Robert de Lisle was summoned as Lord Lisle in 1311 and on his death in 1343 was succeeded by his grandson John Lord Lisle who died in 1356. Robert de Lisle was succeeded by his son William Lord Lisle who in 1393 granted Pishiobury to Richard Scrope, 1st Baron Scrope of Bolton.

It remained in the Scropes, until 1534 when the 8th Lord Scrope sold it King Henry VIII, who annexed it to the Royal Honour of Hudson. An extend of the Manor, probably for the King at about this time, describes the park at Pishiobury to be nearly two miles in circumference, well wooded and supplied with game, deer and foxes.

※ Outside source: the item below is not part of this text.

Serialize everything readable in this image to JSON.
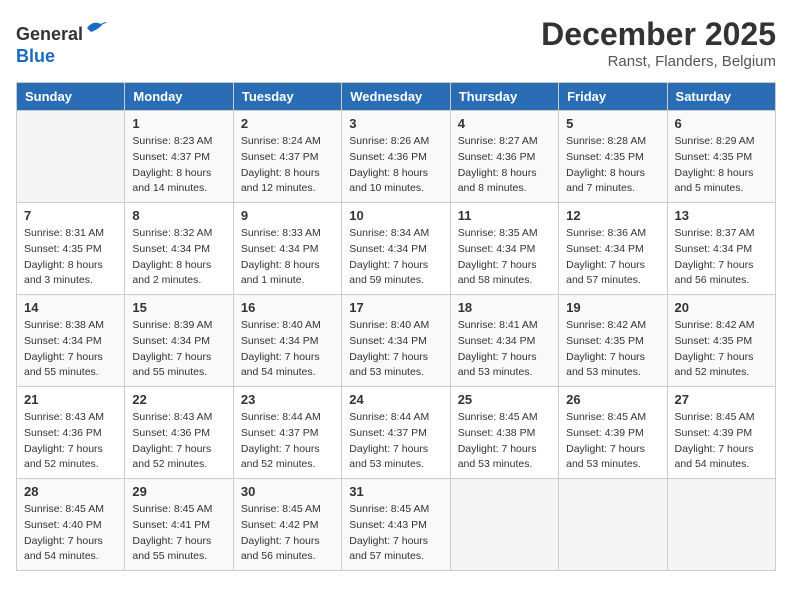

Pishiobury was also enjoyed for a short period by Anne Boleyn on whose execution it reverted to the Crown. Kind Edward VI granted it to a gentleman of the Chamber and in 1555 it was held by Thomas Mildmay, whose son, Sir Walter Mildmay, began the present house in 1585. In 1611, Sir Thomas Mildmay sold the manor of Pishiobury to Lord Lionel Cranfield. The Hewett Baronetcy, of Pishiobury in the County of Hertford, was created on 19 July 1660 for Thomas Hewett, Member of Parliament for Windsor but the title became extinct on the first viscount's death in 1689.

Later residents include Rowland Alston (1782–1865), the brewer Francis Charrington and Francis William Buxton (1847–1911), barrister and Liberal Party politician.